Au mois de mai 1791, Louis XVI et Marie-Antoinette étaient décidés à fuir. Ils se trouvaient à bout de forces, et leur condition leur semblait tellement affreuse qu’ils étaient résignés, selon le mot d’un de leurs confidens, à et risquer le tout pour le tout. » Le plan du roi était de faire appel à l’Europe, de provoquer la réunion d’un congrès des souverains, et d’y paraître en qualité de médiateur entre son peuple et ses alliés armés pour la défense des principes monarchiques. Il comptait que les Français, effrayés par la menace d’une intervention étrangère, se jetteraient dans ses bras et qu’il regagnerait leurs cœurs en les sauvant de ce danger. Le premier point, dans l’exécution de ce dessein, était de s’assurer le concours de l’Europe ; le second était de prévenir les imprudences des émigrés et d’empêcher que leurs fanfaronnades, en fournissant de nouveaux prétextes à de plus étroites mesures de surveillance, ne compromissent des préparatifs déjà très compliqués et très périlleux en eux-mêmes. C’est à quoi s’employaient les envoyés et agens de la cour de France au dehors ; mais la besogne était malaisée. La frivolité des émigrés n’avait d’égale que leur insubordination. Quant à l’Europe, jamais elle n’avait paru moins disposée à s’unir, et les intérêts du roi de France étaient le moindre souci des politiques qui la gouvernaient.
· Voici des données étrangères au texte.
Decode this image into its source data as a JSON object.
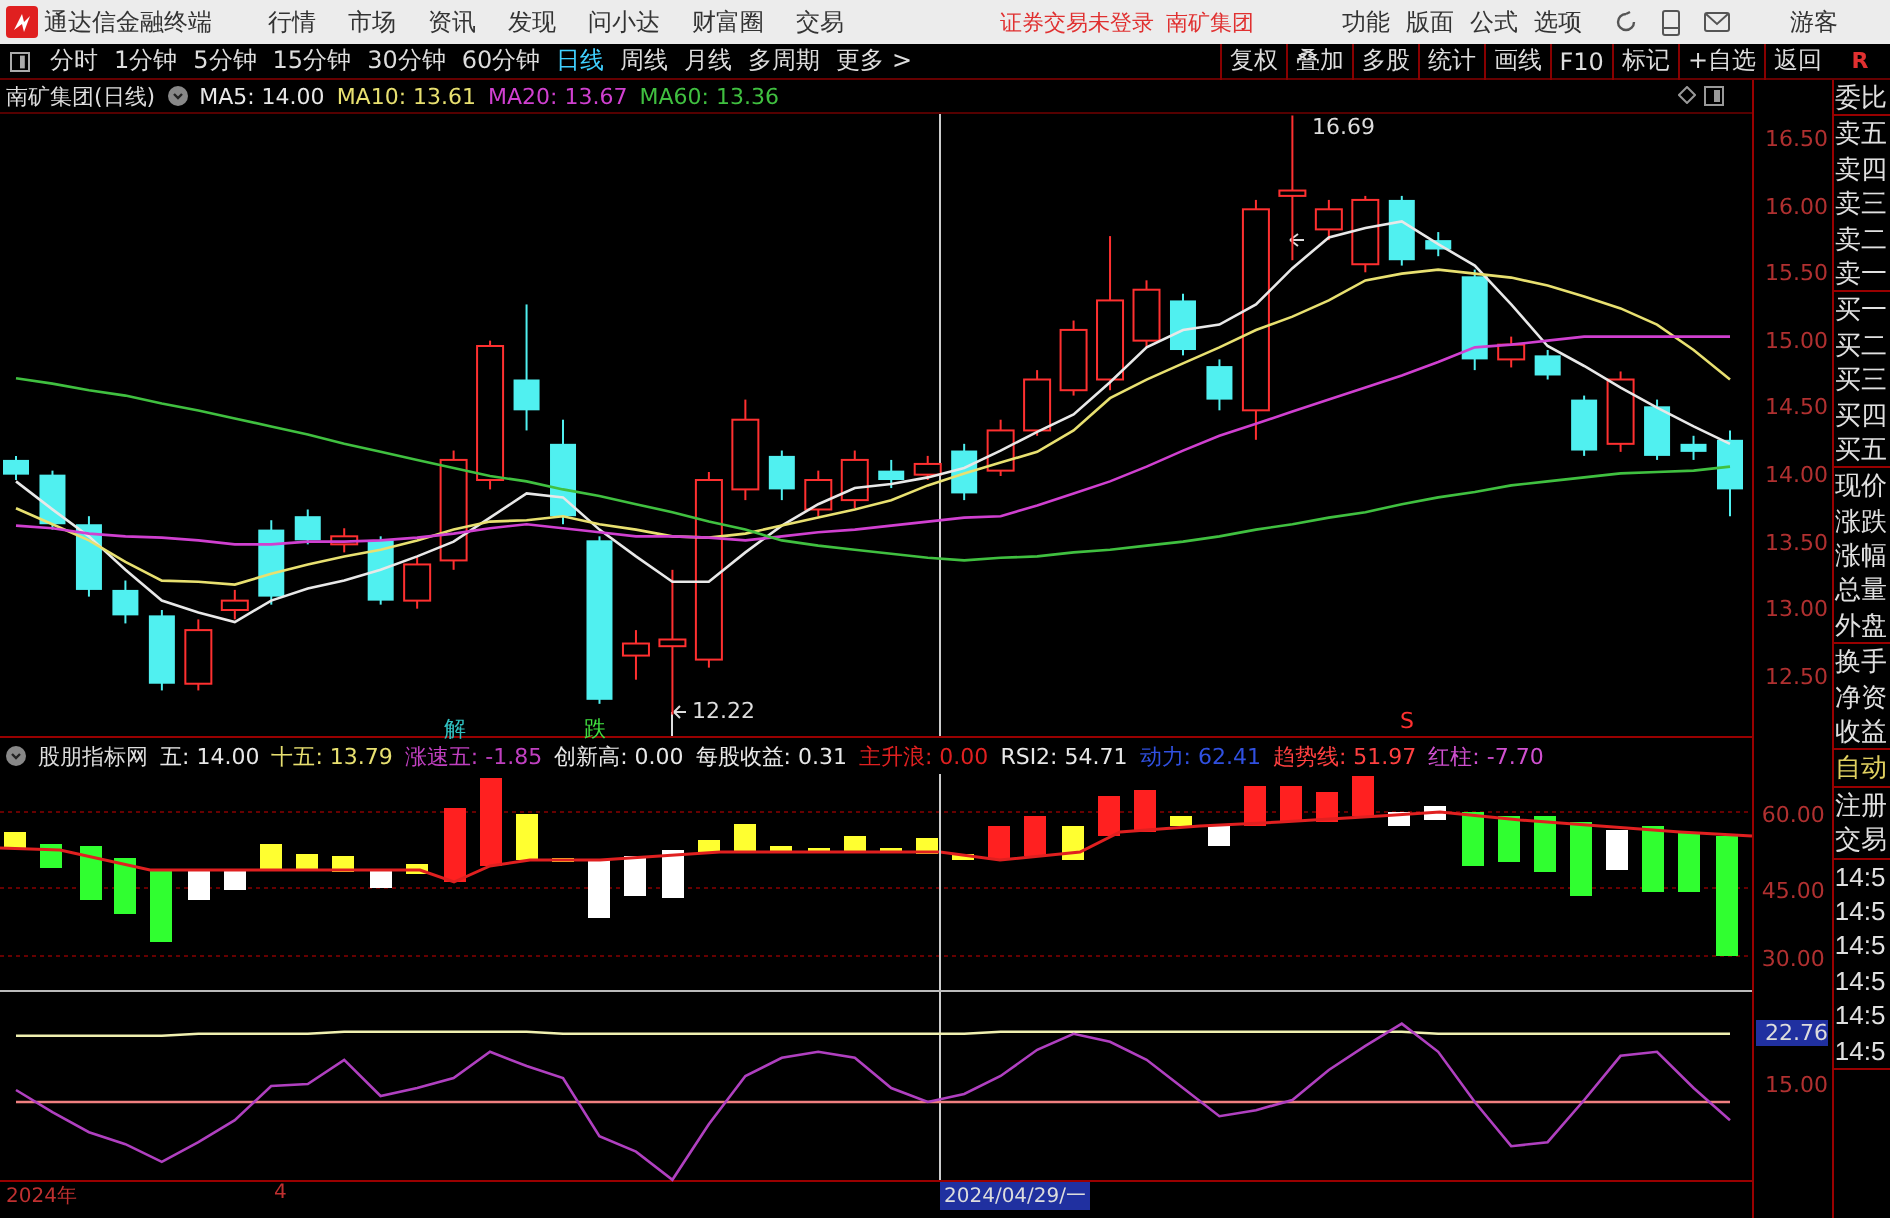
{
  "title_bar": {
    "app_title": "通达信金融终端",
    "menu": [
      "行情",
      "市场",
      "资讯",
      "发现",
      "问小达",
      "财富圈",
      "交易"
    ],
    "login_status": "证券交易未登录",
    "stock_name": "南矿集团",
    "right_menu": [
      "功能",
      "版面",
      "公式",
      "选项"
    ],
    "user": "游客"
  },
  "period_tabs": [
    {
      "label": "分时",
      "selected": false
    },
    {
      "label": "1分钟",
      "selected": false
    },
    {
      "label": "5分钟",
      "selected": false
    },
    {
      "label": "15分钟",
      "selected": false
    },
    {
      "label": "30分钟",
      "selected": false
    },
    {
      "label": "60分钟",
      "selected": false
    },
    {
      "label": "日线",
      "selected": true
    },
    {
      "label": "周线",
      "selected": false
    },
    {
      "label": "月线",
      "selected": false
    },
    {
      "label": "多周期",
      "selected": false
    },
    {
      "label": "更多 >",
      "selected": false
    }
  ],
  "tool_buttons": [
    "复权",
    "叠加",
    "多股",
    "统计",
    "画线",
    "F10",
    "标记",
    "+自选",
    "返回"
  ],
  "corner_label": "R",
  "price_chart": {
    "title": "南矿集团(日线)",
    "averages": [
      ": 14.00",
      ": 13.61",
      ": 13.67",
      ": 13.36"
    ],
    "chart_data": {
      "type": "candlestick",
      "ylim": [
        12.045,
        16.716
      ],
      "ohlc": [
        [
          14.12,
          14.15,
          13.97,
          14.01
        ],
        [
          14.01,
          14.04,
          13.6,
          13.64
        ],
        [
          13.64,
          13.7,
          13.1,
          13.15
        ],
        [
          13.15,
          13.22,
          12.9,
          12.96
        ],
        [
          12.96,
          13.0,
          12.4,
          12.45
        ],
        [
          12.45,
          12.93,
          12.4,
          12.85
        ],
        [
          13.0,
          13.15,
          12.93,
          13.07
        ],
        [
          13.6,
          13.67,
          13.04,
          13.1
        ],
        [
          13.7,
          13.75,
          13.49,
          13.52
        ],
        [
          13.49,
          13.61,
          13.43,
          13.55
        ],
        [
          13.52,
          13.55,
          13.04,
          13.07
        ],
        [
          13.07,
          13.4,
          13.01,
          13.34
        ],
        [
          13.37,
          14.19,
          13.3,
          14.12
        ],
        [
          13.97,
          15.01,
          13.9,
          14.97
        ],
        [
          14.72,
          15.28,
          14.34,
          14.49
        ],
        [
          14.24,
          14.42,
          13.64,
          13.7
        ],
        [
          13.52,
          13.55,
          12.3,
          12.33
        ],
        [
          12.66,
          12.85,
          12.48,
          12.75
        ],
        [
          12.73,
          13.3,
          12.22,
          12.78
        ],
        [
          12.63,
          14.03,
          12.57,
          13.97
        ],
        [
          13.9,
          14.57,
          13.82,
          14.42
        ],
        [
          14.15,
          14.19,
          13.82,
          13.9
        ],
        [
          13.75,
          14.04,
          13.7,
          13.97
        ],
        [
          13.82,
          14.19,
          13.76,
          14.12
        ],
        [
          14.04,
          14.12,
          13.91,
          13.97
        ],
        [
          14.01,
          14.15,
          13.97,
          14.09
        ],
        [
          14.19,
          14.24,
          13.82,
          13.87
        ],
        [
          14.04,
          14.42,
          14.0,
          14.34
        ],
        [
          14.34,
          14.79,
          14.3,
          14.72
        ],
        [
          14.64,
          15.16,
          14.6,
          15.09
        ],
        [
          14.72,
          15.79,
          14.64,
          15.31
        ],
        [
          15.01,
          15.46,
          14.96,
          15.39
        ],
        [
          15.31,
          15.36,
          14.9,
          14.94
        ],
        [
          14.82,
          14.87,
          14.49,
          14.57
        ],
        [
          14.49,
          16.06,
          14.27,
          15.99
        ],
        [
          16.09,
          16.69,
          15.61,
          16.13
        ],
        [
          15.84,
          16.06,
          15.76,
          15.99
        ],
        [
          15.58,
          16.09,
          15.52,
          16.06
        ],
        [
          16.06,
          16.09,
          15.57,
          15.61
        ],
        [
          15.76,
          15.82,
          15.64,
          15.69
        ],
        [
          15.49,
          15.54,
          14.79,
          14.87
        ],
        [
          14.87,
          15.04,
          14.81,
          14.98
        ],
        [
          14.9,
          14.94,
          14.72,
          14.75
        ],
        [
          14.57,
          14.6,
          14.15,
          14.19
        ],
        [
          14.24,
          14.78,
          14.18,
          14.72
        ],
        [
          14.52,
          14.57,
          14.12,
          14.15
        ],
        [
          14.24,
          14.3,
          14.12,
          14.18
        ],
        [
          14.27,
          14.34,
          13.7,
          13.9
        ]
      ],
      "yticks": [
        {
          "value": 16.5,
          "label": "16.50"
        },
        {
          "value": 16,
          "label": "16.00"
        },
        {
          "value": 15.5,
          "label": "15.50"
        },
        {
          "value": 15,
          "label": "15.00"
        },
        {
          "value": 14.5,
          "label": "14.50"
        },
        {
          "value": 14,
          "label": "14.00"
        },
        {
          "value": 13.5,
          "label": "13.50"
        },
        {
          "value": 13,
          "label": "13.00"
        },
        {
          "value": 12.5,
          "label": "12.50"
        }
      ],
      "series": [
        {
          "name": "MA5",
          "type": "line",
          "color": "#e8e8e8",
          "values": [
            13.96,
            13.75,
            13.55,
            13.3,
            13.07,
            12.98,
            12.91,
            13.07,
            13.16,
            13.22,
            13.3,
            13.4,
            13.51,
            13.69,
            13.87,
            13.84,
            13.6,
            13.4,
            13.21,
            13.21,
            13.43,
            13.63,
            13.79,
            13.91,
            13.94,
            13.99,
            14.06,
            14.19,
            14.33,
            14.46,
            14.7,
            14.96,
            15.09,
            15.13,
            15.28,
            15.55,
            15.78,
            15.85,
            15.9,
            15.73,
            15.57,
            15.28,
            14.97,
            14.82,
            14.66,
            14.51,
            14.37,
            14.24
          ]
        },
        {
          "name": "MA10",
          "type": "line",
          "color": "#e8e070",
          "values": [
            13.76,
            13.64,
            13.52,
            13.36,
            13.22,
            13.21,
            13.19,
            13.27,
            13.34,
            13.4,
            13.45,
            13.52,
            13.6,
            13.66,
            13.67,
            13.7,
            13.64,
            13.6,
            13.55,
            13.54,
            13.57,
            13.63,
            13.69,
            13.75,
            13.82,
            13.93,
            14.02,
            14.1,
            14.18,
            14.34,
            14.58,
            14.72,
            14.84,
            14.96,
            15.09,
            15.19,
            15.31,
            15.46,
            15.51,
            15.54,
            15.51,
            15.48,
            15.42,
            15.34,
            15.25,
            15.13,
            14.94,
            14.72
          ]
        },
        {
          "name": "MA20",
          "type": "line",
          "color": "#d040d0",
          "values": [
            13.63,
            13.61,
            13.57,
            13.55,
            13.54,
            13.52,
            13.49,
            13.49,
            13.51,
            13.51,
            13.52,
            13.54,
            13.57,
            13.61,
            13.64,
            13.61,
            13.58,
            13.55,
            13.55,
            13.54,
            13.52,
            13.55,
            13.58,
            13.6,
            13.63,
            13.66,
            13.69,
            13.7,
            13.78,
            13.87,
            13.96,
            14.07,
            14.19,
            14.3,
            14.39,
            14.48,
            14.57,
            14.66,
            14.75,
            14.85,
            14.96,
            14.98,
            15.01,
            15.04,
            15.04,
            15.04,
            15.04,
            15.04
          ]
        },
        {
          "name": "MA60",
          "type": "line",
          "color": "#40c040",
          "values": [
            14.73,
            14.69,
            14.64,
            14.6,
            14.54,
            14.49,
            14.43,
            14.37,
            14.31,
            14.24,
            14.18,
            14.12,
            14.06,
            14.0,
            13.96,
            13.9,
            13.85,
            13.79,
            13.73,
            13.66,
            13.6,
            13.52,
            13.48,
            13.45,
            13.42,
            13.39,
            13.37,
            13.39,
            13.4,
            13.43,
            13.45,
            13.48,
            13.51,
            13.55,
            13.6,
            13.64,
            13.69,
            13.73,
            13.79,
            13.84,
            13.88,
            13.93,
            13.96,
            13.99,
            14.02,
            14.03,
            14.04,
            14.07
          ]
        }
      ]
    },
    "high_label": "16.69",
    "low_label": "12.22",
    "signals": [
      {
        "text": "解",
        "color": "#30c0c0"
      },
      {
        "text": "跌",
        "color": "#40e040"
      },
      {
        "text": "S",
        "color": "#ff3030"
      }
    ]
  },
  "indicator": {
    "name": "股朋指标网",
    "values": [
      {
        "label": "五: 14.00",
        "color": "#e8e8e8"
      },
      {
        "label": "十五: 13.79",
        "color": "#e8e070"
      },
      {
        "label": "涨速五: -1.85",
        "color": "#c040c0"
      },
      {
        "label": "创新高: 0.00",
        "color": "#e8e8e8"
      },
      {
        "label": "每股收益: 0.31",
        "color": "#e8e8e8"
      },
      {
        "label": "主升浪: 0.00",
        "color": "#e02020"
      },
      {
        "label": "RSI2: 54.71",
        "color": "#e8e8e8"
      },
      {
        "label": "动力: 62.41",
        "color": "#3050e0"
      },
      {
        "label": "趋势线: 51.97",
        "color": "#ff4040"
      },
      {
        "label": "红柱: -7.70",
        "color": "#d050d0"
      }
    ],
    "axis_labels": [
      "60.00",
      "45.00",
      "30.00"
    ]
  },
  "rsi_panel": {
    "chart_data": {
      "type": "line",
      "ylim": [
        0.67,
        29.33
      ],
      "yticks": [
        {
          "value": 22.76,
          "label": "22.76"
        },
        {
          "value": 15,
          "label": "15.00"
        }
      ],
      "series": [
        {
          "color": "#f0f0b0",
          "values": [
            22.5,
            22.5,
            22.5,
            22.5,
            22.5,
            22.8,
            22.8,
            22.8,
            22.8,
            23.1,
            23.1,
            23.1,
            23.1,
            23.1,
            23.1,
            22.8,
            22.8,
            22.8,
            22.8,
            22.8,
            22.8,
            22.8,
            22.8,
            22.8,
            22.8,
            22.8,
            22.8,
            23.1,
            23.1,
            23.1,
            23.1,
            23.1,
            23.1,
            23.1,
            23.1,
            23.1,
            23.1,
            23.1,
            23.1,
            22.8,
            22.8,
            22.8,
            22.8,
            22.8,
            22.8,
            22.8,
            22.8,
            22.8
          ]
        },
        {
          "color": "#f08080",
          "values": [
            12.6,
            12.6,
            12.6,
            12.6,
            12.6,
            12.6,
            12.6,
            12.6,
            12.6,
            12.6,
            12.6,
            12.6,
            12.6,
            12.6,
            12.6,
            12.6,
            12.6,
            12.6,
            12.6,
            12.6,
            12.6,
            12.6,
            12.6,
            12.6,
            12.6,
            12.6,
            12.6,
            12.6,
            12.6,
            12.6,
            12.6,
            12.6,
            12.6,
            12.6,
            12.6,
            12.6,
            12.6,
            12.6,
            12.6,
            12.6,
            12.6,
            12.6,
            12.6,
            12.6,
            12.6,
            12.6,
            12.6,
            12.6
          ]
        },
        {
          "color": "#b040c0",
          "values": [
            14.4,
            11.1,
            8.1,
            6.3,
            3.7,
            6.6,
            9.9,
            15.0,
            15.3,
            18.9,
            13.5,
            14.7,
            16.2,
            20.1,
            18.0,
            16.2,
            7.5,
            5.2,
            1.0,
            9.3,
            16.5,
            19.2,
            20.1,
            19.2,
            14.7,
            12.6,
            13.8,
            16.5,
            20.4,
            22.8,
            21.6,
            18.9,
            14.7,
            10.5,
            11.4,
            12.9,
            17.4,
            21.0,
            24.3,
            20.1,
            12.6,
            6.0,
            6.6,
            12.9,
            19.5,
            20.1,
            14.7,
            9.9
          ]
        }
      ]
    }
  },
  "date_axis": {
    "labels": [
      "2024年",
      "4"
    ],
    "cursor_date": "2024/04/29/一"
  },
  "quote_sidebar": {
    "groups": [
      {
        "highlighted": false,
        "items": [
          "委比"
        ]
      },
      {
        "highlighted": false,
        "items": [
          "卖五",
          "卖四",
          "卖三",
          "卖二",
          "卖一"
        ]
      },
      {
        "highlighted": false,
        "items": [
          "买一",
          "买二",
          "买三",
          "买四",
          "买五"
        ]
      },
      {
        "highlighted": false,
        "items": [
          "现价",
          "涨跌",
          "涨幅",
          "总量",
          "外盘"
        ]
      },
      {
        "highlighted": false,
        "items": [
          "换手",
          "净资",
          "收益"
        ]
      },
      {
        "highlighted": true,
        "items": [
          "自动"
        ]
      },
      {
        "highlighted": false,
        "items": [
          "注册",
          "交易"
        ]
      },
      {
        "highlighted": false,
        "items": [
          "14:5",
          "14:5",
          "14:5",
          "14:5",
          "14:5",
          "14:5"
        ]
      }
    ]
  }
}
L’assemblée nationale ne laissait point cependant de soulever quelques conflits : ses revendications sur Avignon étaient faites pour donner à réfléchir aux voisins de la France, et la suppression des droits féodaux en Alsace soulevait, de la part de la diète germanique, une résistance assez tapageuse. Le pape protestait : l’Europe n’en avait cure ; il y avait longtemps que les chancelleries s’étaient blasées sur les doléances pontificales. Les petits états de l’Allemagne déclaraient que la suppression des droits féodaux en Alsace emportait l’abrogation des traités

  1. J’ai consulté, pour cette étude, les correspondances diplomatiques conservées aux Archives des affaires étrangères ; les correspondances publiées par MM. d’Arneth, de Vivenot, Feuillet de Conches, Herrmann ; la Correspondance de Léopold et de Kaunitz, publiée par M. Beer, celle du comte de La March, celle du comte de Fersen, celle de Catherine avec Grimm ; les Mémoires de Bouillé et d’Augeard ; les écrits de MM. Geffroy sur Gustave III et de La Rocheterie sur Marie-Antoinette et l’émigration ; les ouvrages de MM. de Sydel, de Martens, Häusser, Baumgarten, Franceschi, Bianchi.